Last year, Clean Energy lost $101 million due to heavy spending on building stations – but it was necessary to overcome a “classic chicken and egg” scenario, Littlefair said.
“The Procter & Gambles – the shippers – want cheaper natural gas. Trucking companies were saying, ‘We’d love to – but there are no stations,’ ” he said.
Now, with dispensers multiplying, companies such as Cummins-Westport Inc. and Volvo AB have begun to manufacture natural gas engines. Truckmakers such as Kenworth and Navistar are selling vehicles designed to run on liquefied natural gas.
Meanwhile, railways such as BSNF are pressuring locomotive manufacturers to sell natural gas models, for fear of losing out to truckers if trains stick to pricier diesel.
Littlefair said he expects Clean Energy to turn a profit by 2016. This year, second quarter revenue was $88.1 million, up 26 percent from the same quarter last year. In 2012, company directors awarded him $1.8 million in salary, cash bonus and options, along with another $5.5 million in stock, tied to company performance.

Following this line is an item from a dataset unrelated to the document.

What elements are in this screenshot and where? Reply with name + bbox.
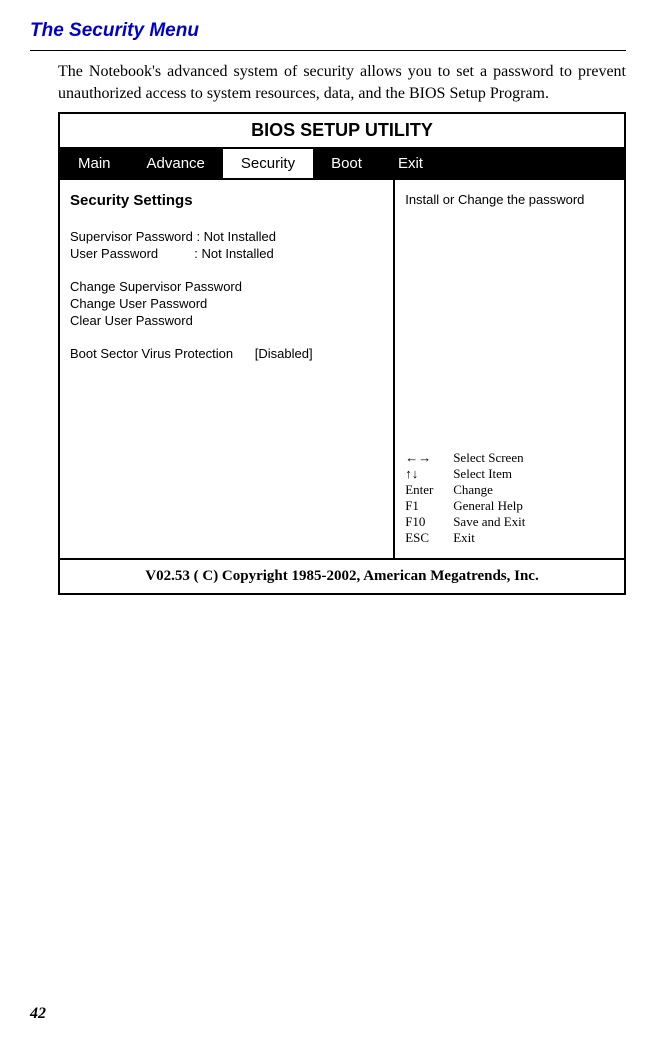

Clean Energy has deployed 37 salesmen to lobby retailers and packaged goods companies to switch to natural gas. “Our sales pitch to shippers like Whirlpool is, ‘You all have sustainability goals. There’s probably nothing better you can do for the environment – and you can save money, too,’ ” Littlefair said.
UPS is adding 700 tractors to its LNG fleet of 112 by the end of 2014, citing cost savings and a U.S. Energy Administration estimate that the new vehicles will cut climate-warming carbon dioxide emissions.
Environmentalists, however, dispute the ecobenefits. After decades of supporting compressed natural gas as cleaner than diesel, the Sierra Club, the Environmental Defense Fund and other groups now say that the explosive growth of hydraulic fracturing, or fracking, is a threat to the global climate, as well as causing local air and water pollution.
“Switching trucks from diesel to natural gas is like switching from cigarettes to chewing tobacco,” said Gina Coplon-Newfield, director of the Sierra Club’s Future Fleet & Electric Vehicles Initiative. A recent study shows high levels of methane, a potent greenhouse gas, leaking from natural gas drilling, processing and fueling, she noted.
Instead, she suggested, transit systems should buy new cleaner-burning diesel or electric buses, and truckers should invest in aerodynamics, regenerative braking, high-tech tires and other strategies until hybrid and electric engines become available.
Regardless of the environmental debate, Clean Energy Fuels is counting on economics to drive its success. In 2008, the company had backed an unsuccessful statewide bond measure to subsidize natural gas trucks, but today, Littlefair said, “We don’t need it.”
Last month, the firm overcame another significant hurdle. It announced a deal with GE Capital offering natural gas truck leases for the same price as diesel leases, if a shipper signs a fuel contract.
With cheaper, abundant fuel, a network of stations, redesigned engines, and eager shipping companies, “The paradigm has changed,” Littlefair says. “The time for natural gas transportation has arrived.”